Within each partition, build a local de Bruijn graph from the valid kmer set and compute its unitigs. All operations are local to the partition — no cross-partition communication.

valid kmers → HashSet<u64>

for each kmer K:
    out_degree = |{K[1:]+b | b ∈ {A,C,G,T}} ∩ HashSet|
    in_degree  = |{b+K[:-1] | b ∈ {A,C,G,T}} ∩ HashSet|

internal node ↔ in_degree=1 AND out_degree=1
branching / dead-end → unitig start or end

Traverse non-branching paths to assemble unitigs. Kmers whose neighbours fall in other partitions appear as dead ends locally — they terminate the unitig. The result: each kmer appears in exactly one unitig within the partition.

The partition size (controlled by p) must be calibrated so that the HashSet fits in RAM during this phase.

Output: unitigs.bin — the permanent evidence structure for the partition. Each kmer in the partition appears at exactly one (unitig_id, offset) location.

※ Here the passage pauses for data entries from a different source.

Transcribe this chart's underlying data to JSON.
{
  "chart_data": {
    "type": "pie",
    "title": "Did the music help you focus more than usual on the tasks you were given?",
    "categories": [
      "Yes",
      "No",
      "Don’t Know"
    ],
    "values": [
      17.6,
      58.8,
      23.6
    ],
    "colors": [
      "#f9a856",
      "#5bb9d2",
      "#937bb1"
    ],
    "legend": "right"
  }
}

Scope of local unitigs: these are unitigs of the partition's local de Bruijn graph, not global unitigs. A kmer whose k-1 successor or predecessor falls in another partition appears as a dead end locally and terminates the unitig. This does not affect correctness of verification but means partition-local unitigs cannot be directly reused for global assembly.

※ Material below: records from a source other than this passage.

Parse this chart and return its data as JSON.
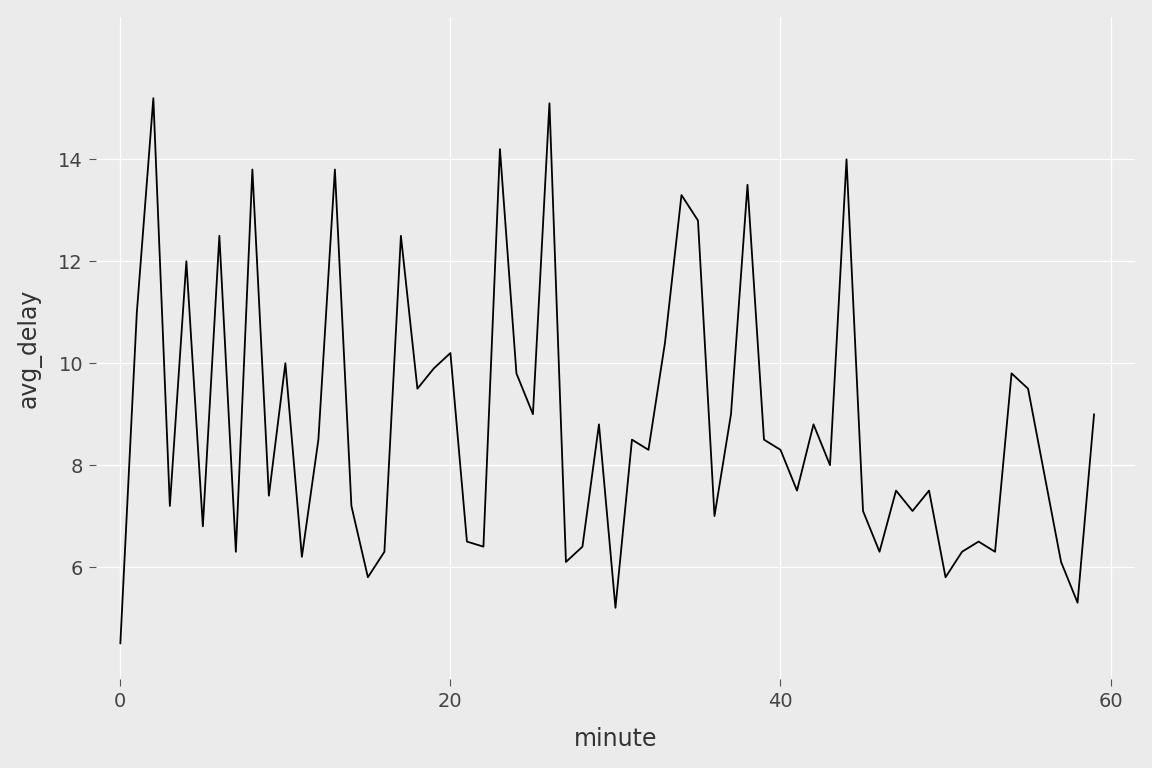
{
  "x": [
    0,
    1,
    2,
    3,
    4,
    5,
    6,
    7,
    8,
    9,
    10,
    11,
    12,
    13,
    14,
    15,
    16,
    17,
    18,
    19,
    20,
    21,
    22,
    23,
    24,
    25,
    26,
    27,
    28,
    29,
    30,
    31,
    32,
    33,
    34,
    35,
    36,
    37,
    38,
    39,
    40,
    41,
    42,
    43,
    44,
    45,
    46,
    47,
    48,
    49,
    50,
    51,
    52,
    53,
    54,
    55,
    56,
    57,
    58,
    59
  ],
  "y": [
    4.5,
    11.0,
    15.2,
    7.2,
    12.0,
    6.8,
    12.5,
    6.3,
    13.8,
    7.4,
    10.0,
    6.2,
    8.5,
    13.8,
    7.2,
    5.8,
    6.3,
    12.5,
    9.5,
    9.9,
    10.2,
    6.5,
    6.4,
    14.2,
    9.8,
    9.0,
    15.1,
    6.1,
    6.4,
    8.8,
    5.2,
    8.5,
    8.3,
    10.4,
    13.3,
    12.8,
    7.0,
    9.0,
    13.5,
    8.5,
    8.3,
    7.5,
    8.8,
    8.0,
    14.0,
    7.1,
    6.3,
    7.5,
    7.1,
    7.5,
    5.8,
    6.3,
    6.5,
    6.3,
    9.8,
    9.5,
    7.8,
    6.1,
    5.3,
    9.0
  ],
  "xlabel": "minute",
  "ylabel": "avg_delay",
  "xlim": [
    -1.5,
    61.5
  ],
  "ylim": [
    3.8,
    16.8
  ],
  "yticks": [
    6,
    8,
    10,
    12,
    14
  ],
  "xticks": [
    0,
    20,
    40,
    60
  ],
  "line_color": "#000000",
  "line_width": 1.3,
  "bg_color": "#EBEBEB",
  "panel_bg": "#EBEBEB",
  "grid_color": "#FFFFFF",
  "tick_label_size": 14,
  "axis_label_size": 17
}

Phase 6 — MPHF construction and index finalisation

Built once on the definitive kmer set (all kmers in all unitigs of the partition). See obilayeredmap and MPHF selection for the current implementation.

kmers from unitigs → MPHF → mphf.bin
                   → evidence.bin : n × u32, each = (chunk_id: 25 bits | rank: 7 bits)
                   → payload      : counts/ (mode 2) or presence/ (mode 3)

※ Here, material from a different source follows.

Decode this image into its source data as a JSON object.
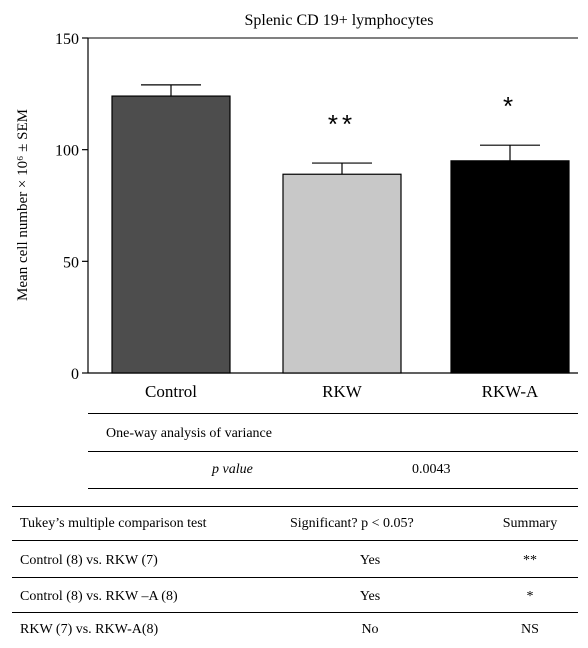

The MPHF is built in two passes over unitigs.bin: parallel pass for mphf.bin, sequential pass for evidence.bin and payload. The exact kmer count is available from the unitig index (unitigs.bin.idx) before the passes begin.

Exact verification via unitig evidence:

unitigs.bin serves as the evidence structure. The MPHF maps every input to [0, N) including absent kmers — the unitig read-back (via evidence.bin) is the only correct membership test.

query kmer q
  → canonical_minimizer(q) → hash → PART → part_XXXXX/
  → MPHF(q) → slot s
  → evidence[s] = (chunk_id, rank)
  → read k nucleotides at rank in unitigs[chunk_id] → compare with q
  → match   : return payload[s]   ← exact hit
  → no match: kmer absent         ← MPHF collision on absent kmer

superkmers.bin.gz is no longer needed at this point and can be deleted.


  1. Mohamadi, H., Khan, H. & Birol, I. (2017). ntCard: A streaming algorithm for cardinality estimation in genomics data. Bioinformatics (Oxford, England), 33, 1324--1330.